Purpose of the Study:

  • To identify a reliable marker for isolating the heterogeneous leukemia stem cell (LSC) population in acute myeloid leukemia (AML).
  • To investigate the utility of CD200 as a marker for capturing the entire LSC compartment.
  • To assess if CD200 can identify LSCs across different AML subtypes, including CD34- and NPM1-mutated cases.

Main Methods:

  • Flow cytometry analysis of CD200 expression on AML blasts (CD45dim vs.
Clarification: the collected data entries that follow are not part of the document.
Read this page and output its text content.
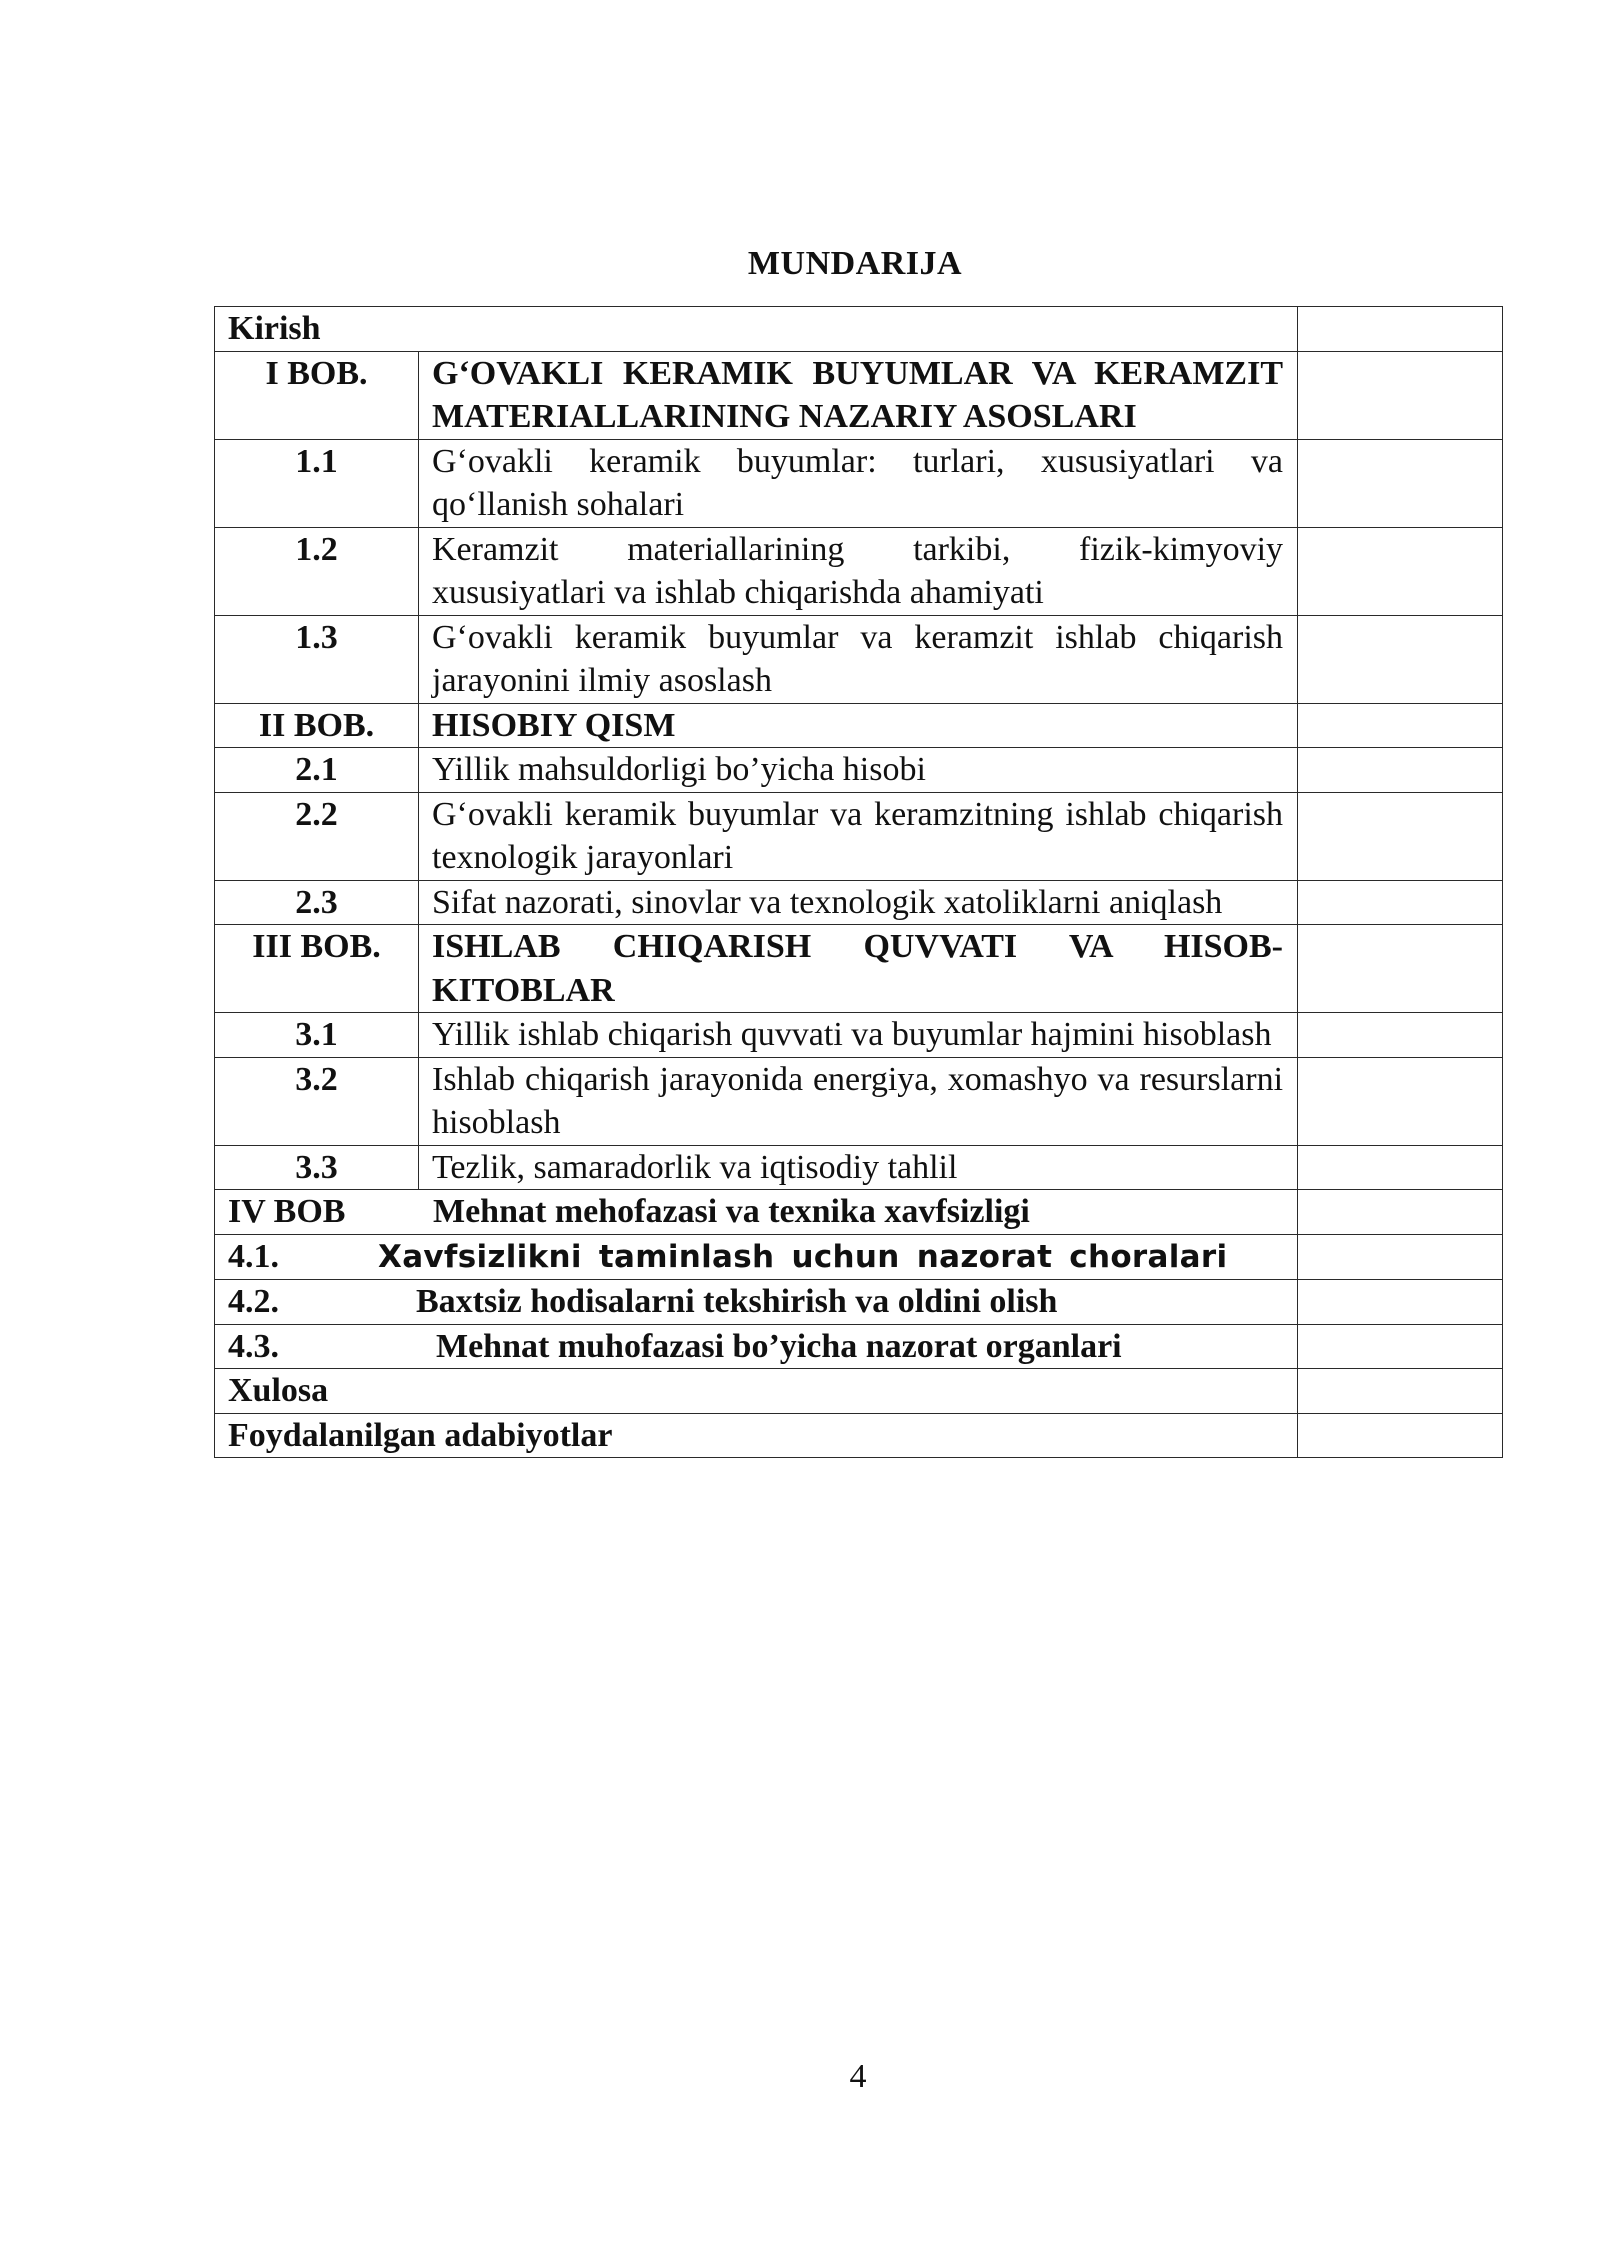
MUNDARIJA
Kirish		
I BOB.	G‘OVAKLI KERAMIK BUYUMLAR VA KERAMZIT MATERIALLARINING NAZARIY ASOSLARI	
1.1	G‘ovakli keramik buyumlar: turlari, xususiyatlari va qo‘llanish sohalari	
1.2	Keramzit materiallarining tarkibi, fizik-kimyoviy xususiyatlari va ishlab chiqarishda ahamiyati	
1.3	G‘ovakli keramik buyumlar va keramzit ishlab chiqarish jarayonini ilmiy asoslash	
II BOB.	HISOBIY QISM	
2.1	Yillik mahsuldorligi bo’yicha hisobi	
2.2	G‘ovakli keramik buyumlar va keramzitning ishlab chiqarish texnologik jarayonlari	
2.3	Sifat nazorati, sinovlar va texnologik xatoliklarni aniqlash	
III BOB.	ISHLAB CHIQARISH QUVVATI VA HISOB-KITOBLAR	
3.1	Yillik ishlab chiqarish quvvati va buyumlar hajmini hisoblash	
3.2	Ishlab chiqarish jarayonida energiya, xomashyo va resurslarni hisoblash	
3.3	Tezlik, samaradorlik va iqtisodiy tahlil	
IV BOB Mehnat mehofazasi va texnika xavfsizligi		
4.1. Xavfsizlikni taminlash uchun nazorat choralari		
4.2. Baxtsiz hodisalarni tekshirish va oldini olish		
4.3. Mehnat muhofazasi bo’yicha nazorat organlari		
Xulosa		
Foydalanilgan adabiyotlar		
4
CD45high).
  • Xenotransplantation assays to assess the LSC activity of CD200+ cells.
  • Isolation of CD200+ LSCs from normal hematopoietic stem cells (HSCs) using additional markers.
  • Gene expression profiling of purified CD200+ LSC fractions from NPM1-mutated AML.

Main Results:

  • CD200 is expressed on a higher proportion of CD45dim blasts in AML samples.
  • CD200 identified LSCs in 90% of tested AML samples.
  • CD200 successfully isolated both CD34+ and CD34+ LSCs, including those in NPM1-mutated AML.
  • Purified CD200+ LSCs from NPM1-mutated AML showed enrichment of primitive gene signatures.

Conclusions:

  • CD200 serves as a novel and effective marker for capturing the heterogeneous leukemia stem cell (LSC) compartment in AML.
  • This marker facilitates the isolation of LSCs across diverse AML subtypes, including CD34- and NPM1-mutated cases.
  • CD200+ LSCs represent a valuable target for understanding and overcoming therapy resistance in AML.